Most of the time, Smith said, a situation will not get that far.

"We'll chat with the kids [responsible for bullying] and say, 'This is the damage you're doing. Is that really how you want to run your life?'...or their friends will intervene."

Even if the school has not had a major incident of bias-based bullying in recent years, Smith said low-level sniping still goes on, frequently via text message or Facebook. 

Smith said Southwest has a big advantage over other urban high schools when it comes to preventing bullying—nearly all students there start in ninth grade, and finish in twelfth grade, meaning the staff doesn't need to introduce new students every year to the school's "once is enough" policies.
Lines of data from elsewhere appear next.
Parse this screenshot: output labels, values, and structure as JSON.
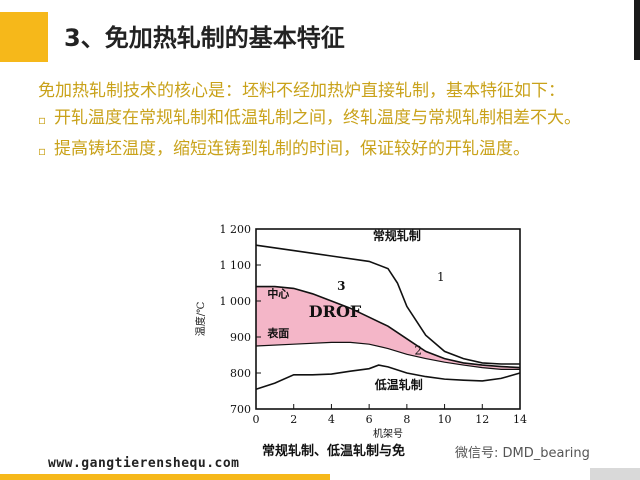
{
  "slide": {
    "title": "3、免加热轧制的基本特征",
    "intro": "免加热轧制技术的核心是：坯料不经加热炉直接轧制，基本特征如下：",
    "bullets": [
      "开轧温度在常规轧制和低温轧制之间，终轧温度与常规轧制相差不大。",
      "提高铸坯温度，缩短连铸到轧制的时间，保证较好的开轧温度。"
    ],
    "bullet_symbol": "▫",
    "footer_url": "www.gangtierenshequ.com",
    "watermark": "微信号: DMD_bearing",
    "accent_color": "#f6b81a",
    "text_color": "#c9a21a"
  },
  "chart_data": {
    "type": "line",
    "xlabel": "机架号",
    "ylabel": "温度/℃",
    "caption": "常规轧制、低温轧制与免",
    "xlim": [
      0,
      14
    ],
    "ylim": [
      700,
      1200
    ],
    "xticks": [
      0,
      2,
      4,
      6,
      8,
      10,
      12,
      14
    ],
    "yticks": [
      700,
      800,
      900,
      1000,
      1100,
      1200
    ],
    "ytick_labels": [
      "700",
      "800",
      "900",
      "1 000",
      "1 100",
      "1 200"
    ],
    "series": [
      {
        "name": "常规轧制",
        "number_label": "1",
        "points": [
          [
            0,
            1155
          ],
          [
            2,
            1140
          ],
          [
            4,
            1125
          ],
          [
            6,
            1110
          ],
          [
            7,
            1090
          ],
          [
            7.5,
            1050
          ],
          [
            8,
            985
          ],
          [
            9,
            905
          ],
          [
            10,
            860
          ],
          [
            11,
            840
          ],
          [
            12,
            828
          ],
          [
            13,
            825
          ],
          [
            14,
            825
          ]
        ]
      },
      {
        "name": "低温轧制",
        "number_label": "2",
        "points": [
          [
            0,
            755
          ],
          [
            1,
            772
          ],
          [
            2,
            795
          ],
          [
            3,
            795
          ],
          [
            4,
            797
          ],
          [
            5,
            805
          ],
          [
            6,
            812
          ],
          [
            6.5,
            822
          ],
          [
            7,
            817
          ],
          [
            8,
            800
          ],
          [
            9,
            790
          ],
          [
            10,
            783
          ],
          [
            11,
            780
          ],
          [
            12,
            778
          ],
          [
            13,
            785
          ],
          [
            14,
            800
          ]
        ]
      },
      {
        "name": "",
        "number_label": "3",
        "points": [
          [
            0,
            1040
          ],
          [
            1,
            1040
          ],
          [
            2,
            1035
          ],
          [
            3,
            1020
          ],
          [
            4,
            1000
          ],
          [
            5,
            980
          ],
          [
            6,
            955
          ],
          [
            7,
            930
          ],
          [
            8,
            895
          ],
          [
            9,
            860
          ],
          [
            10,
            840
          ],
          [
            11,
            828
          ],
          [
            12,
            822
          ],
          [
            13,
            818
          ],
          [
            14,
            815
          ]
        ]
      },
      {
        "name": "",
        "number_label": "",
        "points": [
          [
            0,
            875
          ],
          [
            2,
            880
          ],
          [
            4,
            885
          ],
          [
            5,
            885
          ],
          [
            6,
            880
          ],
          [
            7,
            868
          ],
          [
            8,
            852
          ],
          [
            9,
            840
          ],
          [
            10,
            830
          ],
          [
            11,
            822
          ],
          [
            12,
            815
          ],
          [
            13,
            810
          ],
          [
            14,
            810
          ]
        ]
      }
    ],
    "region_label": "DROF",
    "region_color": "#f4b6c8",
    "annotations": {
      "center": "中心",
      "surface": "表面"
    }
  }
}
There is some statewide acknowledgment that bullying of gay youth is a problem. Just last week, the Minnesota School Board Association recommended that school districts across the state expand anti-bullying policies to cover gay, lesbian, bisexual and transgender students. 

Even Minneapolis could go further to protect students. Tebben said one of her main goals this year it to convince the district to keep track of how many students are bullied because of their sexual orientation or gender identity. 

Classmates spearhead anti-bullying efforts
Despite recent media attention on anti-gay bullying, preventing bullying can be frustrating. Emily Butler, a former student at South High School, worked in a peer educator program run by Out4Good until she graduated in 2009.

Butler said she joined the peer educator program because she routinely heard her fellow students casually call each other words like "fag."

"Some teachers and students wouldn't say anything, and treat it like it was no big deal," she said. "But then there's this gay freshman who feels super uncomfortable and offended."

As a peer educator, Butler visited other Minneapolis high schools to give mandatory classes for her fellow students on the power behind slurs, or about ways to prevent bullying.

"The teachers were wonderful for inviting us to speak," she said, but the students would sometimes ignore her. "They would get up and go to the bathroom, or they would be playing on their cell phones the whole time."

In other cases, Butler said, the classes seemed change students perspectives. She and 40 of her peers held a mandatory, school-sponsored series of classes on homophobia, classism, sexism and racism. While Butler graduated a few months after the classes were held, she thinks they they spurred progress.

"It seemed like teachers were getting more involved in it, and students seemed like they were taking some initiative to correct each other or start a dialogue," she said.

Tebben said peers can sometimes be most effective at changing a school's culture. 

"Families and kids can do a lot to change school climate, and students outnumber staff by a lot," Tebben said.  "If we can mobilize families and kids to set the tone and the norms, we can get a lot done."